To change the industry’s image, managers must be open to hiring people who look different than them.
- Carly Burnham
- February 2020
As the insurance industry continues to deal with the talent gap, it also struggles to fill the job openings caused by retirements. Many employers will recruit from universities. As insurance recruiters try to find new talent, they face many challenges because of our industry's reputation. Not the least of which is the stereotype that our industry is male, pale and stale.
This month, I want to share a personal story that comes to mind whenever I hear about this stereotype. First, a disclaimer: I don't share this to call anyone out. Rather I want to encourage more thoughtfulness in how we talk about the people we work with and who we are looking to hire.
A couple years ago, I was an underwriter who had recently been promoted. I was well respected by my management team and the agents I served. In addition to my underwriting responsibilities, I was working to improve the training curriculum for our annual class of underwriters and became involved in the hiring of incoming trainees. The company always had a surplus of applicants, so this particular year we implemented an additional screening step. We began requiring applicants to submit an introductory video. This would allow us to see some of their soft skills and presentation skills up front. I was uncomfortable with the process and shared some concerns with a manager on the hiring team.

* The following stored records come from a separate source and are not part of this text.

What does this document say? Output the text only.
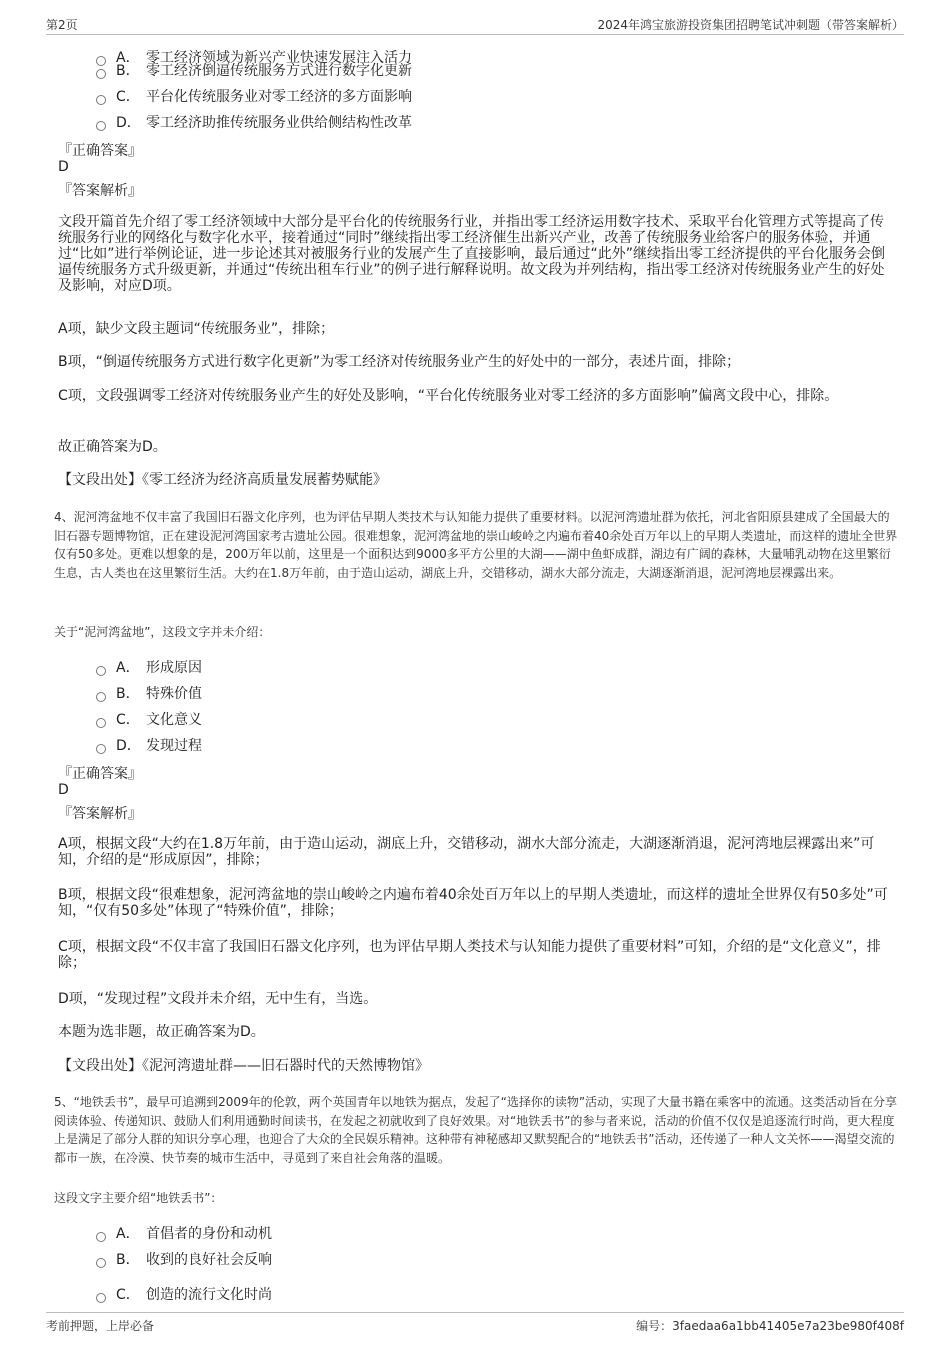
第2页	2024年鸿宝旅游投资集团招聘笔试冲刺题（带答案解析）
A． 零工经济领域为新兴产业快速发展注入活力
B． 零工经济倒逼传统服务方式进行数字化更新
C． 平台化传统服务业对零工经济的多方面影响
D． 零工经济助推传统服务业供给侧结构性改革
『正确答案』
D
『答案解析』
文段开篇首先介绍了零工经济领域中大部分是平台化的传统服务行业，并指出零工经济运用数字技术、采取平台化管理方式等提高了传统服务行业的网络化与数字化水平，接着通过“同时”继续指出零工经济催生出新兴产业，改善了传统服务业给客户的服务体验，并通过“比如”进行举例论证，进一步论述其对被服务行业的发展产生了直接影响，最后通过“此外”继续指出零工经济提供的平台化服务会倒逼传统服务方式升级更新，并通过“传统出租车行业”的例子进行解释说明。故文段为并列结构，指出零工经济对传统服务业产生的好处及影响，对应D项。
A项，缺少文段主题词“传统服务业”，排除；
B项，“倒逼传统服务方式进行数字化更新”为零工经济对传统服务业产生的好处中的一部分，表述片面，排除；
C项，文段强调零工经济对传统服务业产生的好处及影响，“平台化传统服务业对零工经济的多方面影响”偏离文段中心，排除。
故正确答案为D。
【文段出处】《零工经济为经济高质量发展蓄势赋能》
4、泥河湾盆地不仅丰富了我国旧石器文化序列，也为评估早期人类技术与认知能力提供了重要材料。以泥河湾遗址群为依托，河北省阳原县建成了全国最大的旧石器专题博物馆，正在建设泥河湾国家考古遗址公园。很难想象，泥河湾盆地的崇山峻岭之内遍布着40余处百万年以上的早期人类遗址，而这样的遗址全世界仅有50多处。更难以想象的是，200万年以前，这里是一个面积达到9000多平方公里的大湖——湖中鱼虾成群，湖边有广阔的森林，大量哺乳动物在这里繁衍生息，古人类也在这里繁衍生活。大约在1.8万年前，由于造山运动，湖底上升，交错移动，湖水大部分流走，大湖逐渐消退，泥河湾地层裸露出来。
关于“泥河湾盆地”，这段文字并未介绍：
A． 形成原因
B． 特殊价值
C． 文化意义
D． 发现过程
『正确答案』
D
『答案解析』
A项，根据文段“大约在1.8万年前，由于造山运动，湖底上升，交错移动，湖水大部分流走，大湖逐渐消退，泥河湾地层裸露出来”可知，介绍的是“形成原因”，排除；
B项，根据文段“很难想象，泥河湾盆地的崇山峻岭之内遍布着40余处百万年以上的早期人类遗址，而这样的遗址全世界仅有50多处”可知，“仅有50多处”体现了“特殊价值”，排除；
C项，根据文段“不仅丰富了我国旧石器文化序列，也为评估早期人类技术与认知能力提供了重要材料”可知，介绍的是“文化意义”，排除；
D项，“发现过程”文段并未介绍，无中生有，当选。
本题为选非题，故正确答案为D。
【文段出处】《泥河湾遗址群——旧石器时代的天然博物馆》
5、“地铁丢书”，最早可追溯到2009年的伦敦，两个英国青年以地铁为据点，发起了“选择你的读物”活动，实现了大量书籍在乘客中的流通。这类活动旨在分享阅读体验、传递知识、鼓励人们利用通勤时间读书，在发起之初就收到了良好效果。对“地铁丢书”的参与者来说，活动的价值不仅仅是追逐流行时尚，更大程度上是满足了部分人群的知识分享心理，也迎合了大众的全民娱乐精神。这种带有神秘感却又默契配合的“地铁丢书”活动，还传递了一种人文关怀——渴望交流的都市一族，在冷漠、快节奏的城市生活中，寻觅到了来自社会角落的温暖。
这段文字主要介绍“地铁丢书”：
A． 首倡者的身份和动机
B． 收到的良好社会反响
C． 创造的流行文化时尚
考前押题，上岸必备	编号：3faedaa6a1bb41405e7a23be980f408f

Sitting across from him, I knew I had his full respect and his confidence in my abilities, and he had my full respect and confidence. But I had recently dyed my hair in a way that was trending at the time. The trend was called “oil slick” hair. For those not familiar, it means my dark brown hair had been colored to resemble an oil spill. I had purple, green and blue streaks throughout. It was beautiful . . . and expensive, so I no longer keep it up.
This manager had never commented on my hair, but I believed it was obvious, and it was definitely alternative for the culture of our company. My hair was absolutely on my mind as I considered this video process. I said, “I know we have a lot of applicants, and we want to get a feel for them earlier in the process. But we know that managers tend to hire people that look like themselves and that diverse teams lead to better outcomes. What are we doing to ensure we make the best decisions and avoid personal bias?”
He replied, “Well, it's always about potential, skill and ability. But, Carly, you should see some of the videos we get. Some of the candidates have facial piercings and tattoos. Think of how some of our agents would react.”
At the time, I was shocked by his reply because I fully respected him, and I was clearly sitting across from him with an alternative hairstyle. My agents had certainly seen me this way and continued to trust and value my work. I didn't know what to say. Looking back, I wish I had questioned him further. In retrospect, I believe that he continued to see me as the conservatively dressed brunette that he saw when he interviewed me.
Next month, I'll write more about why this conversation matters and why we must change our own internal perspectives and our external image. I'll address two factors that have me convinced that diversity and representation matter in recruiting and how we as individuals can encourage a shift in our industry's image.
I am sure that I am not the only one with a personal story like this, and I encourage you to think about the parts of yourself that you still don't bring to work. They may be small, but consider if you had something of yourself that was bigger and that you couldn't conceal. What would it be like to look for role models and see people who you don't resemble? How would you feel about applying for a job at a company where you didn't feel you could be yourself?